Debate about the theory of evolution in Africa: Lucy versus Adam and Eve


Did God create man or did we descend from the monkey? For some Africans, belief and evolutionary theory are incompatible. This also shows outraged reactions to a DW contribution. What are theologians like? In 25 portraits she is to make African history tangible for young Africans – online and in DW radio broadcasts. The focus of the first episode was Lucy, also called Dinknesh. American researchers found the skeleton in 1974 in Ethiopia. According to her estimates, Lucy is about 3.2 million years old – and for those who believe in the theory of evolution, an early ancestor of people living today.
Friedrich Stenger knows the debate about the theory of evolution well. The Catholic priest has lived in Africa for decades, most recently at the Catholic Tangaza College in Kenya’s capital, Nairobi. “Once a biology teacher in Ethiopia told me that he has major conflicts with the Orthodox Church, because the pastor says on Sundays that the world was created 4000 years ago,” Stenger says in a DW interview. “The teacher said: As a scientist, I know that can not be true, how can I bring science and religion together?”

The Catholic Church was so hard for a long time.

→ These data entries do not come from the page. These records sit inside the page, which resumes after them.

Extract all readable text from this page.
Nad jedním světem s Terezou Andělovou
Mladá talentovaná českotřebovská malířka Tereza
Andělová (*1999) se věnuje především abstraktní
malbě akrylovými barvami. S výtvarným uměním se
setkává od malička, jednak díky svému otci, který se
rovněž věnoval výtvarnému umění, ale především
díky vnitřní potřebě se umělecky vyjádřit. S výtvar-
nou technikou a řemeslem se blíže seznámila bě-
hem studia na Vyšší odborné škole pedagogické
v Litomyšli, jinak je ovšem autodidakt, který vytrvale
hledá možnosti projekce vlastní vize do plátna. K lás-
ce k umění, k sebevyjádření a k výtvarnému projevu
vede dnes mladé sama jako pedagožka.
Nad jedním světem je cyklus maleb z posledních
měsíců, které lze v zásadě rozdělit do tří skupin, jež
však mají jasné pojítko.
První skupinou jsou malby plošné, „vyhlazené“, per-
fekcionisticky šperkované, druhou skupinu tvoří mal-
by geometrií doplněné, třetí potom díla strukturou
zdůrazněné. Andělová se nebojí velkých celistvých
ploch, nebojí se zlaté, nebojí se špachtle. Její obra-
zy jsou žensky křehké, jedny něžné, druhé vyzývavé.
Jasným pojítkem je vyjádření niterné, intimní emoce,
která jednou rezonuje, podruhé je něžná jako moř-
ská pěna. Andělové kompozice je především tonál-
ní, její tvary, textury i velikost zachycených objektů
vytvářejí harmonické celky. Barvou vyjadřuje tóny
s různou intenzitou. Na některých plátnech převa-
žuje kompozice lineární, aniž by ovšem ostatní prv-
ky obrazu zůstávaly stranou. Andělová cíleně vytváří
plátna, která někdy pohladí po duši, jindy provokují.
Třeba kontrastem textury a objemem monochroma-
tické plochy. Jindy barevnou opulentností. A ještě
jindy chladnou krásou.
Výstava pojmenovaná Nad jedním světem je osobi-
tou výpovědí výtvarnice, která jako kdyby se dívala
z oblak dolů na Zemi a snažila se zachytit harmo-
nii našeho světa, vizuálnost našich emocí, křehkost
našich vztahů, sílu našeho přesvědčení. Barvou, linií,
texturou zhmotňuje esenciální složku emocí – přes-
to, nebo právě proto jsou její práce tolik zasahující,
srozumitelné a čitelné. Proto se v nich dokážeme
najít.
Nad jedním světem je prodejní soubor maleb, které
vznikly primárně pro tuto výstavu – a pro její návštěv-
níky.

It was not until the 1950s that it slowly began to open up to the theory of evolution. In 1986, Pope John Paul II affirmed that evolution and faith need not be mutually exclusive. His successors share this position. Theologians see it this way: The account of the creation of the world in seven days, as it is described right at the beginning of the Bible, need not be taken literally.

“What the creation story wants to tell us is that God is at the beginning of creation,” says Africa missionary Stenger. “How this is to be understood in detail is what science has to tell us, which is why the theory of evolution is very important.”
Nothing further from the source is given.